[0009] The human detection and
tracking system disclosed herein has the ability to overcome the problems of foreground segmentation and
false alarm reduction in real-time when integrated into a DVR.
[0010] The current invention addresses deficiencies in the prior art by implementing a shadow
detection filter in the background segmentation stage of the human and object tracking process. The shadow filter performs an analysis of colour variation to normalize for colour change due to shadows, and performs
edge detection to prevent
false alarm shadow removal. One aspect of the invention combines a shadow filter, a size filter and a morphologic filter with a 1-Gaussian distribution analysis of the image, to achieve a background segmentation step with performance comparable to that of a mixed Gaussian analysis, but requiring far fewer computations of the mixed Gaussian analysis.
[0011] The steps in the human and object tracking process are background segmentation, subtraction of
background image to reveal foreground image,
noise filtering on foreground image, and
blob detection. “Blob” is a term of art used to describe a foreground image segment representing an item of interest, which may be human, animal, or anything not resolved into the background. Once the blob has been created (i.e. once an item of interest detected), the invention may implement various
video processing features adapted to perform using less processor power than existing designs. As one of the technical improvements of the current invention, a trained
library of vectors relating to characteristic ratios in the blob can be used to identify whether the blob represents either a human or a non-human item. Human can be efficiently identified by automated measurement of similar ratios of an object moving within the video
stream, and comparison of the measured ratios with the trained
library of
characteristic ratio vectors is an efficient implementation of the human identification feature. As a second improvement, a
record of the positions of the blob through a series of frame in the video
stream can be tracked without a further need for background segmentation on the entire image. As a third improvement, a vector based human recognition method is applied to a blob identified as human. The sub-image or blob containing an identified human can be further analysed by the DVR to perform automated human recognition based on a continually generated
codebook of possible subject humans, whose
characteristic ratio vectors have been recorded.
[0012] The analysis of the sub-image or blob, as opposed to the original video streams, saves
processing power, so that the features of behaviour analysis, movement records, and tripwire alarm status can be operated simultaneously and in real time.
[0014] The importance of real time monitoring of such events is an important improvement of the current
system over existing systems and has real economic value. The computation savings in the background segmentation step allow for loitering, theft, left baggage, unauthorized access, face recognition, human recognition, and unusual conduct to all be monitored automatically by the DVR in real time after the initialization phase performed on the image. In a preferred embodiment, the background segmentation phase is performed every 30 seconds for a static camera. Recalibrating the
background image allows the processor to save time by not actively tracking stopped objects until they have begun to move again. The
system is able to automatically determine whether objects or humans have been incorporated into the background, and an appropriate counter or flag is set related to the object or loiterer. Objects which should not become part of the moving foreground image can be flagged as stolen. The addition of the shadow filter reduces the number of false positives (false alarms) without unduly increasing the number of false negatives (missed detections). Since the DVR is a fully integrated solution, the results of each detected event can be programmed to automatically call for a live response.
[0015] The human object recognition and
tracking system of the current invention also employs a recursive “learning”
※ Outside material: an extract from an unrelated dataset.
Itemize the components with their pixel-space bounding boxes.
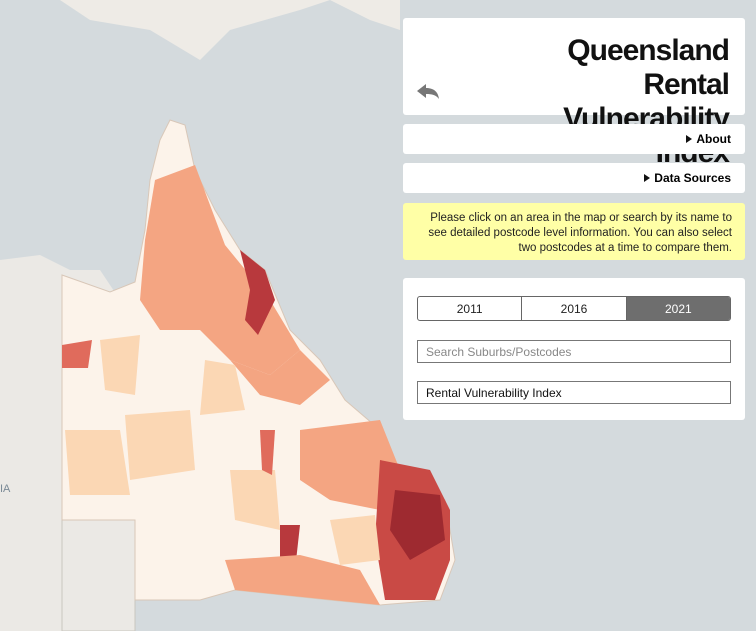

algorithm which allows the system to quickly reduce the number of false alarms triggered, without significantly impacting the number of false negatives. Model based human recognition analyzes the shape of an object and distinguishes people from other objects based on criteria discussed in greater detail below. In order to recognize human beings, a
codebook of potential shapes is used to model the shape of a person. A
distortion sensitive competitive learning
algorithm is used to design the codebook. A pre-populated codebook may be used to initialize the system, and as the system operates in a given environment, the codebook is improved through operation.